February 18, 2012 - 4:49 pm

Although there are some serious drawbacks, where I live in Alabama...forestry practices are generally net positive in terms of land/forest health.

If you cutover a tract, site prep and re-plant...you could have a potentially healthier forest than the forest that was cutover to begin. When managed properly through herbicide site-prep, thinning operations and controlled burns, etc., wildlife and native plant species can have a fighting chance against non-native invasive species that cost this county BILLIONS of dollars annually.

May 17, 2011 - 11:46 am

I’d also like to address the “methane myth,” that forests should somehow be “cleaned up” to keep decomposing wood from polluting the atmosphere. Environmental Working Group’s 2010 report, Carbon Loophole Threatens U.S. Forests, explains how “bacterial methane production during decomposition occurs under low-oxygen conditions that occur mostly in wetland soils, and not in the well-aerated conditions of uplands where most logging residues are found”. Dead wood is one of the most important components of a healthy forest, providing future soil nutrients and essential wildlife habitat. Burning up these forest “residues” for electricity is equivalent to robbing the soil’s fertility.

May 6, 2011 - 6:10 am

I would give biomass electricity generation a rating of 5. It certainly could be improved by locating it near sources of biomass to reduce Diesel based shipping costs. And the waste heat could be used to warm greenhouses for winter growth of vegetables.
I agree that we don't need a building boom of these types of generators - one or two may be sufficient. Most important is to reduce and stabilize electricity demand and as Robert Riversong says one way to do that is to stabilize our human population worldwide and I would say statewide also.

May 3, 2011 - 2:54 pm

Thank you for the blog. I have heard that wood left to rot produces some methane which is a potent green house gas and burning of wood domestically avoids this. Is this in fact true? Thank you

May 3, 2011 - 9:04 am

A paper published by Stanford University News in late 2008 is the first study of global energy generation alternatives which quantified the required footprints, health impacts and global warming contributions, as well as associated resource issues. It was formally published in 2009 in the journal Energy and Environmental Science. The full study is available at: http://www.stanford.edu/group/efmh/jacobson/WindWaterSun1009.pdf

While the authors don't specifically address wood-fired power, they rate corn and cellulosic ethanol as little better than nuclear or coal. "Ethanol-based biofuels will actually cause more harm to human health, wildlife, water supply and land use than current fossil fuels."
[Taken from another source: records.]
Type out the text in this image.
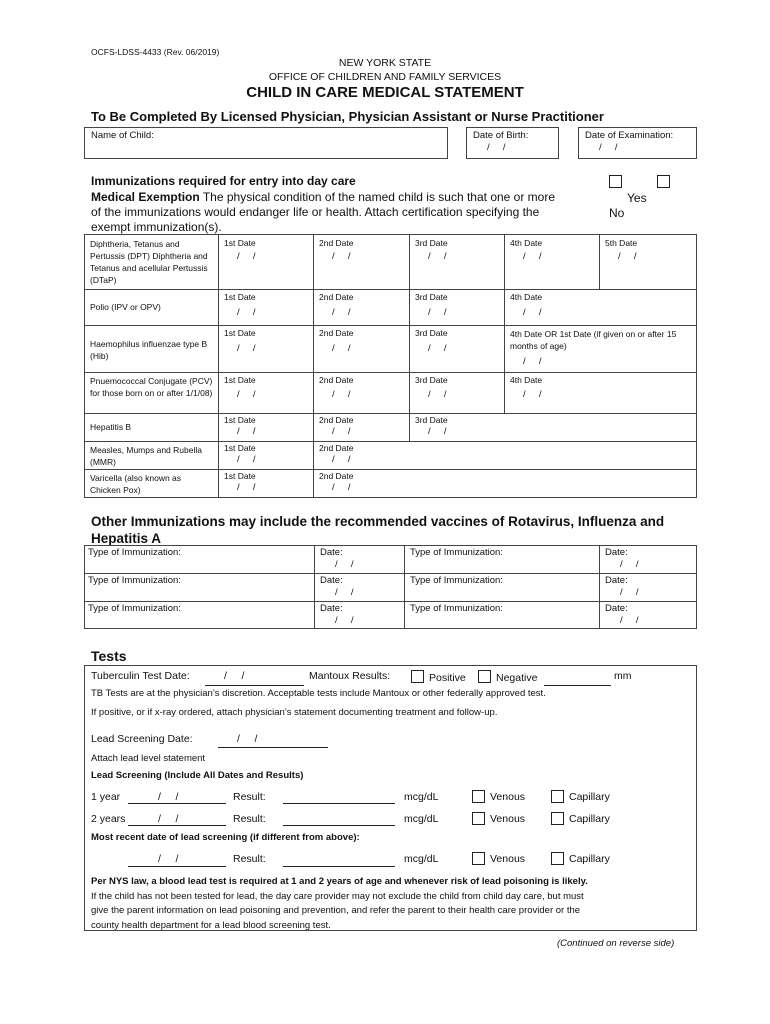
OCFS-LDSS-4433 (Rev. 06/2019)
NEW YORK STATE
OFFICE OF CHILDREN AND FAMILY SERVICES
CHILD IN CARE MEDICAL STATEMENT
To Be Completed By Licensed Physician, Physician Assistant or Nurse Practitioner
Name of Child:	Date of Birth:
/     /
Date of Examination:
/     /
Immunizations required for entry into day care
Medical Exemption The physical condition of the named child is such that one or more
of the immunizations would endanger life or health. Attach certification specifying the
exempt immunization(s).
Yes
No
Diphtheria, Tetanus and Pertussis (DPT) Diphtheria and Tetanus and acellular Pertussis (DTaP)
1st Date	2nd Date	3rd Date	4th Date	5th Date
/     /	/     /	/     /	/     /	/     /
Polio (IPV or OPV)
1st Date	2nd Date	3rd Date	4th Date
/     /	/     /	/     /	/     /
Haemophilus influenzae type B (Hib)
1st Date	2nd Date	3rd Date	4th Date OR 1st Date (if given on or after 15 months of age)
/     /	/     /	/     /
/     /
Pnuemococcal Conjugate (PCV) for those born on or after 1/1/08)
1st Date	2nd Date	3rd Date	4th Date
/     /	/     /	/     /	/     /
Hepatitis B
1st Date	2nd Date	3rd Date
/     /	/     /	/     /
Measles, Mumps and Rubella (MMR)
1st Date	2nd Date
/     /	/     /
Varicella (also known as Chicken Pox)
1st Date	2nd Date
/     /	/     /
Other Immunizations may include the recommended vaccines of Rotavirus, Influenza and
Hepatitis A
Type of Immunization:	Date:
/     /
Type of Immunization:	Date:
/     /
Type of Immunization:	Date:
/     /
Type of Immunization:	Date:
/     /
Type of Immunization:	Date:
/     /
Type of Immunization:	Date:
/     /
Tests
Tuberculin Test Date:	/     /	Mantoux Results:	Positive	Negative	mm
TB Tests are at the physician’s discretion. Acceptable tests include Mantoux or other federally approved test.
If positive, or if x-ray ordered, attach physician’s statement documenting treatment and follow-up.
Lead Screening Date:	/     /
Attach lead level statement
Lead Screening (Include All Dates and Results)
1 year	/     /	Result:	mcg/dL	Venous	Capillary
2 years	/     /	Result:	mcg/dL	Venous	Capillary
Most recent date of lead screening (if different from above):
/     /	Result:	mcg/dL	Venous	Capillary
Per NYS law, a blood lead test is required at 1 and 2 years of age and whenever risk of lead poisoning is likely.
If the child has not been tested for lead, the day care provider may not exclude the child from child day care, but must
give the parent information on lead poisoning and prevention, and refer the parent to their health care provider or the
county health department for a lead blood screening test.
(Continued on reverse side)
Their rating of the various options for electrical power generation was this:

1. wind power
2. concentrated solar power (CSP)
3. geothermal power
4. tidal power
5. solar photovoltaics (PV)
6. wave power
7. hydroelectric power
8. tie between nuclear power and coal with carbon capture and sequestration (CCS).

But, ultimately, no power source is going to save the earth from catastrophe. The only real solution is to use less - much, much less. Which also means to limit or stop human population growth. If we don't do that ourselves, then Mother Nature will take the initiative.